I recently discovered author, Rick Riordan. He's responsible for writing the Percy Jackson and the Olympians series which I'm sure a lot of people have heard about since the first book, Percy Jackson and the Olympians: The Lightning Thief was made into a movie. I started out reading the first book in Riordan's series Heroes of Olympus. I knew about the Percy Jackson series but I thought they were separate series and they are, to a point. A lot of the same characters from the first series make appearances or are mentioned in the second as are some events. So, my OCD couldn't stand it and I had to read the first book of the Olympians series and I've set aside the Heroes series until I'm finished. Blah blah. Anyway, they're great books. The Greek and Roman mythology in them are fabulous. Riordan's fantasy world is well-developed if a little Harry Potter'ish. I'm finding that I like the Olympians series better because they are told in the first person from Percy's point of view. The first book in the Heroes series is told in the third person from three different character's points of view. There was a lot of internal dialogue and thought and not enough actual character interaction in my opinion.

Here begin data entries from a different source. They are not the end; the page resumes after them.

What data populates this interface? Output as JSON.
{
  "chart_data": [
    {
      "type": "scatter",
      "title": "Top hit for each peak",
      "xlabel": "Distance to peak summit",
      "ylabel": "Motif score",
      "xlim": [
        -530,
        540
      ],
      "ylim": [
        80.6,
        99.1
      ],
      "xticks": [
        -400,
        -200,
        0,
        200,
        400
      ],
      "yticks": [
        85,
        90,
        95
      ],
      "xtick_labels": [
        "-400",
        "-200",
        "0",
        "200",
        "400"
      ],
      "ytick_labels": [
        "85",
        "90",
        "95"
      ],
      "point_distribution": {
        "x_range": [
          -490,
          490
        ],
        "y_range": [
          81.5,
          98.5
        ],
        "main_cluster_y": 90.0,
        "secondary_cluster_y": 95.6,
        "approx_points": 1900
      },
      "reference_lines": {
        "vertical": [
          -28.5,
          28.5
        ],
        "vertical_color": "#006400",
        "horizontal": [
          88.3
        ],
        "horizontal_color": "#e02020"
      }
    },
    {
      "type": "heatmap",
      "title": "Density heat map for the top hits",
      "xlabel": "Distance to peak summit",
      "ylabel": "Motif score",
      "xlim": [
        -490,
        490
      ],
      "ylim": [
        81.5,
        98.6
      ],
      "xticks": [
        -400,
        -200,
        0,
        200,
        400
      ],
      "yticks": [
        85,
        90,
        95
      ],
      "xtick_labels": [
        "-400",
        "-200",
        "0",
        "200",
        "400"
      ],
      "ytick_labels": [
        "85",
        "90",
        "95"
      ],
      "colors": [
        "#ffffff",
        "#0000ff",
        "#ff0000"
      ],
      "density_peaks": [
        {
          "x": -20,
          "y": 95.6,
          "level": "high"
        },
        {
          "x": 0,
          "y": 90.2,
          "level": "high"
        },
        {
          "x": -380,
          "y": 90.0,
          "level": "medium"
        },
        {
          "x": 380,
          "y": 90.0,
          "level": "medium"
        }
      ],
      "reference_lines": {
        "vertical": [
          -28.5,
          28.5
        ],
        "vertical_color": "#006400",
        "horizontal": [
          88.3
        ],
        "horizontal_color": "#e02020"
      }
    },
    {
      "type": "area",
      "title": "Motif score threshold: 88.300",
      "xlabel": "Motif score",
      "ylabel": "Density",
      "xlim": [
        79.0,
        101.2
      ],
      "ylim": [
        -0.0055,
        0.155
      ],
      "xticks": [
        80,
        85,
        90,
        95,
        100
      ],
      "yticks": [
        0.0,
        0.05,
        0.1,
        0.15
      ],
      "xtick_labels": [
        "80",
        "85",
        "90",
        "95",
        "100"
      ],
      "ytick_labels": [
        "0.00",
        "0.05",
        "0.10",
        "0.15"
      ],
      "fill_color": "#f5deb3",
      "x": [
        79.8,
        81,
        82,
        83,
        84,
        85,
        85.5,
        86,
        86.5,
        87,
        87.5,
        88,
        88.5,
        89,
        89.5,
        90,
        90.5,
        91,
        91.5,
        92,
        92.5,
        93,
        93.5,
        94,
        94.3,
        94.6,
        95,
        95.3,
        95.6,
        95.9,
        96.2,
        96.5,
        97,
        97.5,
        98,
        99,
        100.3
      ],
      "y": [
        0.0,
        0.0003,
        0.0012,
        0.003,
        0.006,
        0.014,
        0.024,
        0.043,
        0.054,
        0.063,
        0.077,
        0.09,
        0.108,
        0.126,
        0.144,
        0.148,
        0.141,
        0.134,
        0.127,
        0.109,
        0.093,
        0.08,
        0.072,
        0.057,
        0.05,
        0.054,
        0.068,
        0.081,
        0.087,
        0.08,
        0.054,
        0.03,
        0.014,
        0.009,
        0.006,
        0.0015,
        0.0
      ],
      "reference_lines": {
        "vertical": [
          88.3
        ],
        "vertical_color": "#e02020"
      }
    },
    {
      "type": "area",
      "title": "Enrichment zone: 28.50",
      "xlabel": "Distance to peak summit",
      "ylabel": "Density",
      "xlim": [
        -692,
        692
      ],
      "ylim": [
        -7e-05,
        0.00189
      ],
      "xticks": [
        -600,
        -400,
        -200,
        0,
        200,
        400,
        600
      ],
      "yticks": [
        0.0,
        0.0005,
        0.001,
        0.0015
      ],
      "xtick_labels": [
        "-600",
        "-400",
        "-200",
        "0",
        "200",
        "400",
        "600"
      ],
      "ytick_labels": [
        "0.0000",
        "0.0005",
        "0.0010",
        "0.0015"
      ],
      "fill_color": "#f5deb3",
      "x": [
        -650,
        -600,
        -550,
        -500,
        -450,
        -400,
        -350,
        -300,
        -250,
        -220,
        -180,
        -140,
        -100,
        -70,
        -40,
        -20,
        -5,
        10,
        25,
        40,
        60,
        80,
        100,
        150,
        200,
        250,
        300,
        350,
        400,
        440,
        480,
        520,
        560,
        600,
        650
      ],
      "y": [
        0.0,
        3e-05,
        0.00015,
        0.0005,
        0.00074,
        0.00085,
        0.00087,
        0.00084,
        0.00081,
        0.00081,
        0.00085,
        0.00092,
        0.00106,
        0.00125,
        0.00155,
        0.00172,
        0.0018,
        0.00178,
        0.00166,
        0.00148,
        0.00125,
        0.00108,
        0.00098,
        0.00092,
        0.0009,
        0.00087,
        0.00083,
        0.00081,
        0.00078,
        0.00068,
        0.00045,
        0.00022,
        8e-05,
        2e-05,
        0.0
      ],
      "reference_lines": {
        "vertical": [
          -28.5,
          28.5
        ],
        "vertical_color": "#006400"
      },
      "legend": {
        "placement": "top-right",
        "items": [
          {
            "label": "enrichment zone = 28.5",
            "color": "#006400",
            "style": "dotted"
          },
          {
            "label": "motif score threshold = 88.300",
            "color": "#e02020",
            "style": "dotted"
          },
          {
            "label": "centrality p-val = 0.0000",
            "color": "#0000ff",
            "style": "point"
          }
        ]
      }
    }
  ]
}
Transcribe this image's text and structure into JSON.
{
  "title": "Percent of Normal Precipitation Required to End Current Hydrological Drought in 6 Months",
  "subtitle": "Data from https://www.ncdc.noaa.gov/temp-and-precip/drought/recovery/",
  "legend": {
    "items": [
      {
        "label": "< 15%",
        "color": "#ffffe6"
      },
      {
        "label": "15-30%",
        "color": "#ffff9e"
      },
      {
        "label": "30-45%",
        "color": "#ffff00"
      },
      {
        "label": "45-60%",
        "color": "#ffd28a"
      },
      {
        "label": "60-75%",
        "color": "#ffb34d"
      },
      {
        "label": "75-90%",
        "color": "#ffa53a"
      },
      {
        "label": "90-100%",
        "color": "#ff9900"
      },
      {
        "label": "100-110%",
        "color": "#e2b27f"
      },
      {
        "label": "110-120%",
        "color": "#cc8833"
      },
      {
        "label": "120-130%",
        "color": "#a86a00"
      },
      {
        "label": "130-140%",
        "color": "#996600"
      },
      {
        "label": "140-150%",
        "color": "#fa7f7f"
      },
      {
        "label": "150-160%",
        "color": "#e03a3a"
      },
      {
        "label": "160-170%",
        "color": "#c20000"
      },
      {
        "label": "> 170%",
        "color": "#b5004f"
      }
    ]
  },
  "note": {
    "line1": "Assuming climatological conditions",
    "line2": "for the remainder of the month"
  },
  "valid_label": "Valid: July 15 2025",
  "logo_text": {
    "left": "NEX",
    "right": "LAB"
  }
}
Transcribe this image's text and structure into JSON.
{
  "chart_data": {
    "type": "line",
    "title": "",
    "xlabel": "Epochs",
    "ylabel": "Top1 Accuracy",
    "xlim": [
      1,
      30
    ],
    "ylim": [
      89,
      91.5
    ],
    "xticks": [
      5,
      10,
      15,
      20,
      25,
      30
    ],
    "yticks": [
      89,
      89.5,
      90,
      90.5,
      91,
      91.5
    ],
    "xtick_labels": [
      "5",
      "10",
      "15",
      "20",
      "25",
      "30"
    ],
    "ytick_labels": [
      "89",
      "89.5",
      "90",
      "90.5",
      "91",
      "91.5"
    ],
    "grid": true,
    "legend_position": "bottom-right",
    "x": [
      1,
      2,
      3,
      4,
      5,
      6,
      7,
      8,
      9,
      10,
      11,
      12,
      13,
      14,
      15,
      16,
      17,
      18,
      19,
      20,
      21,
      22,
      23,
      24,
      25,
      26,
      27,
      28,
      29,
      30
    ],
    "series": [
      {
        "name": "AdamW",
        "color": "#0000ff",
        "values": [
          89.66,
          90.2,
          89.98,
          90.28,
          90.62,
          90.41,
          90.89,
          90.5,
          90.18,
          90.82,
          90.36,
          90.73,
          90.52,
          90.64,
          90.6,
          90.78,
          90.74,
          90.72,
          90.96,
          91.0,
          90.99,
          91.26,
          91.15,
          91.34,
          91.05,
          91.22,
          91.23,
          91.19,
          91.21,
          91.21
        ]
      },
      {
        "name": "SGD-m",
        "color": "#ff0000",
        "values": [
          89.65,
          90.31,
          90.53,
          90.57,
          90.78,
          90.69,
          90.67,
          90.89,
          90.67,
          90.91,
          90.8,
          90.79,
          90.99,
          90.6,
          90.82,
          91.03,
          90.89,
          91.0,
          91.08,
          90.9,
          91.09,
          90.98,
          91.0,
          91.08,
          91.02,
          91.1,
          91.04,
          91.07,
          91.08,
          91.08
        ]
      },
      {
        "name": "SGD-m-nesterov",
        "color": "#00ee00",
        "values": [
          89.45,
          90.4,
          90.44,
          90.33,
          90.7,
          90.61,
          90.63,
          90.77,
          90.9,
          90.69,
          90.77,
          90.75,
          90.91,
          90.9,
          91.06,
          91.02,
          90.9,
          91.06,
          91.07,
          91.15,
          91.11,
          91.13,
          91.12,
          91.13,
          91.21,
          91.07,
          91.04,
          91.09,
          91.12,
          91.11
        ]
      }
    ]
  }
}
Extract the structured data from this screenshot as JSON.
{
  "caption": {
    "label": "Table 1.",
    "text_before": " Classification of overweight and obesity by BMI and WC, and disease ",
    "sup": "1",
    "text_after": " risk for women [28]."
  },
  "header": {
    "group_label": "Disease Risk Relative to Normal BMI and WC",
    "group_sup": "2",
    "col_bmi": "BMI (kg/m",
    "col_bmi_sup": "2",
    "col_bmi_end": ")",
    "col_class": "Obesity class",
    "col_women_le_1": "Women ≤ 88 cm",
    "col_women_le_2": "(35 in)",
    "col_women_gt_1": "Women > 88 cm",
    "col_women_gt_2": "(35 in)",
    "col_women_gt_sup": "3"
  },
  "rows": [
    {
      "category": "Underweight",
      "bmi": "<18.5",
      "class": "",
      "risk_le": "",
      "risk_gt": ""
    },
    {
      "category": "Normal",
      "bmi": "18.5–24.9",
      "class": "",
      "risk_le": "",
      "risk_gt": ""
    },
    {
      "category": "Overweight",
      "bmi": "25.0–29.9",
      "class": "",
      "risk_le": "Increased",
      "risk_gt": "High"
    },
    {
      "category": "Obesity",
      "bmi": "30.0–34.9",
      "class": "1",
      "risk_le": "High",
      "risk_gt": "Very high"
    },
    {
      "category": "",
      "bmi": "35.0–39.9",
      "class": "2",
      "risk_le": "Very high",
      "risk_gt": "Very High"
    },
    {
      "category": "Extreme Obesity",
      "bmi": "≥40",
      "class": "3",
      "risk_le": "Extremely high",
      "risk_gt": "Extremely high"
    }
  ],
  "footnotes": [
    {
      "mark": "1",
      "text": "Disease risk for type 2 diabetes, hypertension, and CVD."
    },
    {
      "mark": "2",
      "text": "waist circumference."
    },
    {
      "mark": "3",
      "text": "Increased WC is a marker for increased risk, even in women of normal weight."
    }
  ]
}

Something I really like about Riordan's heroes is that most, if not all, have ADHD, dyslexia, or both. As it's explained, the kids have ADHD because they aren't challenged enough by the human world and they have dyslexia because they inherit the ability to read ancient Greek which makes it hard for them to read regular English. I think that's just a great message to send to kids that have these issues: Don't let it hold you back and maybe these conditions are just a unique way in which you view the world around you. Heroes can have ADHD and dyslexia too.
I also like that though there is a certain amount of violence, what with the heroes having to go off on quests against monsters and so forth, it's totally on par with kids and young adults. Supernatural blood, in Riordan's world, is gold ichor. Some monster, when slain, turn into clay, others gold dust. It's things like that that make Riordan's world fantastical and exciting, but not so scary that tweens couldn't read and enjoy either series.
I have to say that I've really enjoyed setting aside some of the heavier reading I've been doing lately to enjoy more lighthearted and somewhat simpler books and just plain fun books.